FUNDULUS-HETEROCLITUS GONADOTROPINS .3. CLONING AND SEQUENCING OF GONADOTROPIC HORMONE (GTH)-I AND (GTH)-II BETA-SUBUNITS USING THE POLYMERASE CHAIN-REACTION

mRNA was isolated from Fundulus heteroclitus pituitaries and used to construct a cDNA library in lambda-gt22A. A series of synthetic oligonucleotides, based on conserved regions of teleost gonadotropic hormone (GTH) beta-subunits, were constructed and used as primers in the polymerase chain reaction (PCR) to amplify GTH cDNAs. Appropriate length PCR products were subcloned and sequenced.
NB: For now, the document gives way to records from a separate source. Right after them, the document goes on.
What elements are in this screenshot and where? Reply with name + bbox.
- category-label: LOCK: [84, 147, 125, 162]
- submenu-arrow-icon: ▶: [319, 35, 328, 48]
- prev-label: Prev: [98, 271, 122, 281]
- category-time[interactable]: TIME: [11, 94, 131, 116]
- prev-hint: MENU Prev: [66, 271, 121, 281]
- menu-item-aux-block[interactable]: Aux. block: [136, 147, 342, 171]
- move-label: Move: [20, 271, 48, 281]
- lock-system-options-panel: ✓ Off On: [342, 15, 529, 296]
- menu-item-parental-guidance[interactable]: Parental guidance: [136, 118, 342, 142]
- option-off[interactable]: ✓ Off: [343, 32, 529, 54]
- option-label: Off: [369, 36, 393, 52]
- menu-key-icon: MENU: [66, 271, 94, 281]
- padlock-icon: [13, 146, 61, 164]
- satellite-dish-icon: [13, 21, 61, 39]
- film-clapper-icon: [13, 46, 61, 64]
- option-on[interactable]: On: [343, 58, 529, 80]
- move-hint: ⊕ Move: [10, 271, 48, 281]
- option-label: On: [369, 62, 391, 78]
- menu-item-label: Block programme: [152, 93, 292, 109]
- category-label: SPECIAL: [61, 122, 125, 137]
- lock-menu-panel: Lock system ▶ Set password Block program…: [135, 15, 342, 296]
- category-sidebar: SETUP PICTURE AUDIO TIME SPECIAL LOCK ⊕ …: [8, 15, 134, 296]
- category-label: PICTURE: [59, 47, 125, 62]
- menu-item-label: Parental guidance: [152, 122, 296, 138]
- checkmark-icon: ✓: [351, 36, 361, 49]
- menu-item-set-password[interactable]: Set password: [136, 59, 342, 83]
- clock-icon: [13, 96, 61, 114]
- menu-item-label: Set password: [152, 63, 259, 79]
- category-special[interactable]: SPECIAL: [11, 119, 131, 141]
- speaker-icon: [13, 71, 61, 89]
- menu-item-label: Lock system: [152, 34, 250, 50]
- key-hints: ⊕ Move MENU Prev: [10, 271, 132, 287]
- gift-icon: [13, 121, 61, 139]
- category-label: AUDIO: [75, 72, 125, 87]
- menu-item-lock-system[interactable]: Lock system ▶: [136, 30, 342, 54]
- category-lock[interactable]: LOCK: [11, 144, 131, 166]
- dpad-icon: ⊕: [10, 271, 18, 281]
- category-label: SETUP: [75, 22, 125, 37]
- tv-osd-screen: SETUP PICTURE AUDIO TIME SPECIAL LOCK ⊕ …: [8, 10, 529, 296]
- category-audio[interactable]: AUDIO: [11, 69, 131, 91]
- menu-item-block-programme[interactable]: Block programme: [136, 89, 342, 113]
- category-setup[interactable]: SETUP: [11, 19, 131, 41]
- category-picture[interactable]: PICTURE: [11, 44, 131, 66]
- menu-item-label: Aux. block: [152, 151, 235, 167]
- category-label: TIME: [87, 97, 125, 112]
Eight clones were eventually identified as cDNAs encoding two distinct beta-subunits of F. heteroclitus, GTH I and GTH II. By comparison with known GTH sequences, putative signal sequences of 19 end 21 amino acids and mature beta-subunits of 95 and 115 amino acids were found for GTH I and GTH II, respectively. Both beta-subunits had well conserved cysteine positions when aligned with other members of the glycoprotein family. The elucidation of the complete nucleotide sequences of two types of F. heteroclitus GTH provides definitive proof that in this species there are at least two distinct forms of pituitary GTH analogous to the classical luteinizing hormone-follicle stimulating hormone family.